A great plan also has some third-party management software and automation built into it. Automation does not mean allowing your systems to update themselves automatically via their vendor sites or repositories. Automation means applying patches to groups of systems using a patch management suite. Automated patching usually will net a greater than 90 percent success rate and often approach 100 percent. Chances are very good, however, that you will never achieve 100 percent patch compliance with an automated system.
Automated but Not Automatic
Automatic patching sounds good to some executives but the loss of control and lack of tracking makes it a very bad idea. You can’t allow your systems to update on their own because you’ll have no change control, and you won’t have time to research any unstable patches. Nor will you be able to schedule outages for the inevitable reboots as part of the process. Automatic updating is OK until someone makes you pay a penalty for missing a service-level agreement (SLA).
Automatic updates take away control on two levels: change control and information control. Change control is the formal procedure associated with making changes to any computing environment. These changes comply with SLAs, federal compliance acts, and best practices for maintaining a stable computing infrastructure.

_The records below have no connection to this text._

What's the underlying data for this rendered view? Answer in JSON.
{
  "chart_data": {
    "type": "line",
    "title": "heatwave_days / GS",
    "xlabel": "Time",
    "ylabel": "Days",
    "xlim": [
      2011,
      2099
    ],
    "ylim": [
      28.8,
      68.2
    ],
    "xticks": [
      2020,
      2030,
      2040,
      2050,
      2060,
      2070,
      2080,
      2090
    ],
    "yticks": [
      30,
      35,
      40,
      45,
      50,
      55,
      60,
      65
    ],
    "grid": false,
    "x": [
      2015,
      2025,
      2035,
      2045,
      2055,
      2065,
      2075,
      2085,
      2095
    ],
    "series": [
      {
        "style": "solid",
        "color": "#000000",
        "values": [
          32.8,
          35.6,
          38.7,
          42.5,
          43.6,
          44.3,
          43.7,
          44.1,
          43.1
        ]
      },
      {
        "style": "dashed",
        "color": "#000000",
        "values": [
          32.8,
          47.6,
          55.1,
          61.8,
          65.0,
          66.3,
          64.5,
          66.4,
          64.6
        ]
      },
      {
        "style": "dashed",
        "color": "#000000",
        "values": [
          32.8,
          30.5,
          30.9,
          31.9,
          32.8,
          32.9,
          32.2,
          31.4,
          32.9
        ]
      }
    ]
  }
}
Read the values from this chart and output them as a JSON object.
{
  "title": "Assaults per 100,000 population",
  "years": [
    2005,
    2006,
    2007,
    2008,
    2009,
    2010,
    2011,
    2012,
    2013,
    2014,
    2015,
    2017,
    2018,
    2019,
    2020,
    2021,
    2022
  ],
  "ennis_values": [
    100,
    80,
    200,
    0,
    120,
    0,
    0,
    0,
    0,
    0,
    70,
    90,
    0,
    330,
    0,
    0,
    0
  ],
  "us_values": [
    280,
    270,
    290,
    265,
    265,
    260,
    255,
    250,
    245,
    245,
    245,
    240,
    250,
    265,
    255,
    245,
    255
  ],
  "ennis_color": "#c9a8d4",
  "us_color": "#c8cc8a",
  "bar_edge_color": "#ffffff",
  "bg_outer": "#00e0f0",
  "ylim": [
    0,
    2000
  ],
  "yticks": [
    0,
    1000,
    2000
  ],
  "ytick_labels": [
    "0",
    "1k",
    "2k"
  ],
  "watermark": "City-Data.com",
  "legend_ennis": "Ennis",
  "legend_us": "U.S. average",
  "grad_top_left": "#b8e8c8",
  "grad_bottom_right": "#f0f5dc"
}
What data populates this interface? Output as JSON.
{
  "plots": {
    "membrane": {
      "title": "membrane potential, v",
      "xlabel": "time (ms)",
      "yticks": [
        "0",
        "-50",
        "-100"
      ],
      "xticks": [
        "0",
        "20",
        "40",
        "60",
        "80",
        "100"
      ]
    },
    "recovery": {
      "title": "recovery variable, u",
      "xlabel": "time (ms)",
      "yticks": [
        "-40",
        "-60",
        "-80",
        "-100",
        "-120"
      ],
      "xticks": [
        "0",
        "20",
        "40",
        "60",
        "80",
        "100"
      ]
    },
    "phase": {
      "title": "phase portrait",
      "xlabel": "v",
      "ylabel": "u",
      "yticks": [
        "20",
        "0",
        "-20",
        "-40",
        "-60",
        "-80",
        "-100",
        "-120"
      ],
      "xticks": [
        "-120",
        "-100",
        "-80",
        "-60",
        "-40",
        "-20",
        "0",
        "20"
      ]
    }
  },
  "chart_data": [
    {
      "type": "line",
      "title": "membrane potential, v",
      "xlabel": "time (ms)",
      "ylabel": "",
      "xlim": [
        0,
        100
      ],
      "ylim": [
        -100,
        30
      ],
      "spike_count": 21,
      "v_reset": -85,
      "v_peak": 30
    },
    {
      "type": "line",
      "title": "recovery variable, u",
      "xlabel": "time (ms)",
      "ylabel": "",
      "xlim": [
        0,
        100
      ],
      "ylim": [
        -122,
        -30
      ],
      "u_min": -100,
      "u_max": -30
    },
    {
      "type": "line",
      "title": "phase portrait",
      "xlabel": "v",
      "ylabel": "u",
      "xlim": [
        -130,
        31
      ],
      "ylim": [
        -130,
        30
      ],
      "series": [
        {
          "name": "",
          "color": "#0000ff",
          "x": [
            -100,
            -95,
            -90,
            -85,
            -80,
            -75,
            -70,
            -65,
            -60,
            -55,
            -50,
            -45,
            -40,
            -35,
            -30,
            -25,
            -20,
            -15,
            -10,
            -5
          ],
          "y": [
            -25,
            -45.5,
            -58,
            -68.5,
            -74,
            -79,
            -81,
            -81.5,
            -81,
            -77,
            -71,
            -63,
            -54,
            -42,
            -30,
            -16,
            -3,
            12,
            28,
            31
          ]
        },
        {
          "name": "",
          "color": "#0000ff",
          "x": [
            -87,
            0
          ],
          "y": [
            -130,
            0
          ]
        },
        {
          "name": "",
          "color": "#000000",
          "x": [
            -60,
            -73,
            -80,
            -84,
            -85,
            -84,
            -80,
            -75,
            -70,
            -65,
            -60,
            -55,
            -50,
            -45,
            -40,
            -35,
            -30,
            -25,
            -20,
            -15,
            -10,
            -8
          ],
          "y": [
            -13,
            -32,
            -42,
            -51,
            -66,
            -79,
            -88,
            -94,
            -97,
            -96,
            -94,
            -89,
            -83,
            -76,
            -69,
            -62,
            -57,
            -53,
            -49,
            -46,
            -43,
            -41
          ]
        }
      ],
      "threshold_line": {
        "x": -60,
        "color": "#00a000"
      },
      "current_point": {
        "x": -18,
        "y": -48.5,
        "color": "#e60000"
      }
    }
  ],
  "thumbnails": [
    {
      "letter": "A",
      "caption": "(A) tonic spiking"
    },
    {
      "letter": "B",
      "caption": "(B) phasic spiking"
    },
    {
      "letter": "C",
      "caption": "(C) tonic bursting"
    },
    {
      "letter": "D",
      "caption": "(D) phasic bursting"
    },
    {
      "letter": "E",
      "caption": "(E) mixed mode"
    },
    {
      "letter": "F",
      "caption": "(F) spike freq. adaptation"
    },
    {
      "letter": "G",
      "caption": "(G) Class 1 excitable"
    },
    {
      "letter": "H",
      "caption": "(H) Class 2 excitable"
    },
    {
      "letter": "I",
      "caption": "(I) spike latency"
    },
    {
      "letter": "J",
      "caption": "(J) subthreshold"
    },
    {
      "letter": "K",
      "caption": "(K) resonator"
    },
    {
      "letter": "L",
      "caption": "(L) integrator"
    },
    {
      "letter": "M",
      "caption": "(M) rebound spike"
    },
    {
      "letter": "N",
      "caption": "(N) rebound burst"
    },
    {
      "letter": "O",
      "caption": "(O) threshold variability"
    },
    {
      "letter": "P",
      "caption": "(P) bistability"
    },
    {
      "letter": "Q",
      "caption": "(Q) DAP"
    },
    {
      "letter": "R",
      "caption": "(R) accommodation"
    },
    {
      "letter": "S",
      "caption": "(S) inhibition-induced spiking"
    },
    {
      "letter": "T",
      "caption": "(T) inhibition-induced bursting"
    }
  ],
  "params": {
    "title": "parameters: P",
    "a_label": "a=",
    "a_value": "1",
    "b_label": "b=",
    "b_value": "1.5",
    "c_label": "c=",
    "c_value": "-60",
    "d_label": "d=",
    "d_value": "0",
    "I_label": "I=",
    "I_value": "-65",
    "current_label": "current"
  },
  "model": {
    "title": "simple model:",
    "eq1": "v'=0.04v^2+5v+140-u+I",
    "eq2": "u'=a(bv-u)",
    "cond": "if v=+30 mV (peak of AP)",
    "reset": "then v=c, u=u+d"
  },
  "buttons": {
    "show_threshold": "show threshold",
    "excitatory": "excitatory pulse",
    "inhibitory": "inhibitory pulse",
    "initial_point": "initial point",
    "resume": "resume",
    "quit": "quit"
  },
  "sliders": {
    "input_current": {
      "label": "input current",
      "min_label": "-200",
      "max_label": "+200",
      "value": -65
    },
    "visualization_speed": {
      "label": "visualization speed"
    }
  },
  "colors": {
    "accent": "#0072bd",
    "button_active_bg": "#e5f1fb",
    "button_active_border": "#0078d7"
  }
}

Change control generally consists of a change proposal (description of activities) that includes a backout plan, a request for comments, a peer review, and approvals from all involved parties (SAs, network, management, project management).
Yes, it’s a painful and lengthy, but necessary, process that not only provides a documented history of changes to systems, but it also provides a veil of protection against unauthorized change backlash from clients.
As a system administrator, you need to know what’s going on in your support area. Change control helps you maintain some sanity in the environment. That documentation gives you the information you need to track when changes occurred relative to any problems that you encounter. For example, if your logs tell you your web service began experiencing core dumps the past two weeks, you can go back into change logs and check out which patches were applied to the errant system just before the core dumps.
Without that documentation, you’ll spend hours troubleshooting and floundering about for an answer.